This is the mail archive of the
gcc-bugs@gcc.gnu.org
mailing list for the GCC project.
[Bug tree-optimization/60172] [4.9/4.10 Regression] ARM performance regression from trunk at 207239
- From: "thomas.preudhomme at arm dot com" <gcc-bugzilla at gcc dot gnu dot org>
- To: gcc-bugs at gcc dot gnu dot org
- Date: Thu, 15 May 2014 09:51:51 +0000
- Subject: [Bug tree-optimization/60172] [4.9/4.10 Regression] ARM performance regression from trunk at 207239
- Auto-submitted: auto-generated
- References: <bug-60172-4 at http dot gcc dot gnu dot org/bugzilla/>
https://gcc.gnu.org/bugzilla/show_bug.cgi?id=60172
--- Comment #20 from Thomas Preud'homme <thomas.preudhomme at arm dot com> ---
(In reply to rguenther@suse.de from comment #19)
> On Thu, 15 May 2014, thomas.preudhomme at arm dot com wrote:
>
> > https://gcc.gnu.org/bugzilla/show_bug.cgi?id=60172
> >
> > --- Comment #18 from Thomas Preud'homme <thomas.preudhomme at arm dot com> ---
> > (In reply to Richard Biener from comment #17)
> > >
> > > Citing myself:
> > >
> > > On the GIMPLE level before expansion we have
> > >
> > > +40 = Arr_2_Par_Ref_22(D) + (_41 + pretmp_20);
> > >
> > > _51 = Arr_2_Par_Ref_22(D) + (_41 + (pretmp_20 + 1000));
> > >
> > > so if _51 were Arr_2_Par_Ref_22(D) + ((_41 + pretmp_20) + 1000);
> > >
> > > then _41 + pretmp_20 would be fully redundant with the expression needed
> > > by _40.
> >
> > Yes I saw that but I was wondering why would reassoc try this association
> > rather than another since the header of the file doesn't mention any special
> > treatment of explicit integer constants.
> >
> > Besides, wouldn't it still misses that fact that _51 = _40 + 1000?
>
> Yes.
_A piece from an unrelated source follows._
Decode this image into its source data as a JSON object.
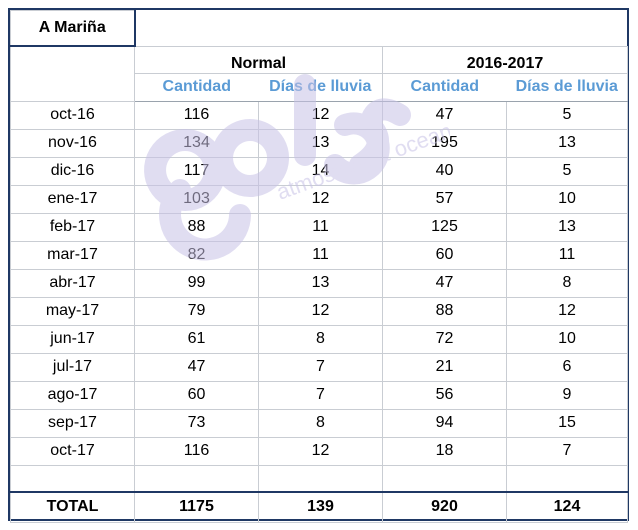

But reassoc doesn't associate across POINTER_PLUS_EXPRs.
Is there a reason for that?
>
> RTL CSE could catch it, but for it the association would have to
> be the same for both. If we start from the proposed form
> then at RTL expansion time we could associate
> pointer + (X + CST) to (pointer + X) + CST.
Right.
>
> Feels all somewhat hacky, of course (and relies on TER). There
> may be cases where doing the opposite is better (for example
> if you have ptr1 + (X + 1000) and ptr2 + (X + 1000)). Association
> to make CSE possible is always hard if CSE itself cannot associate
> to maximize the number of CSE opportunities. So at the moment
> any choice is just canonicalization.
Exactly my thought. I'm not sure if that's what you have in mind when you write
association for CSE but I was thinking about a scheme that ressemble what
tree_to_aff_combination_expand does and organize all expanded expression to
compare them easily (read efficiently). With such a capability it would then
not be necessary to do the first replacement with forprop+reassoc+dom as
everything could be done in CSE.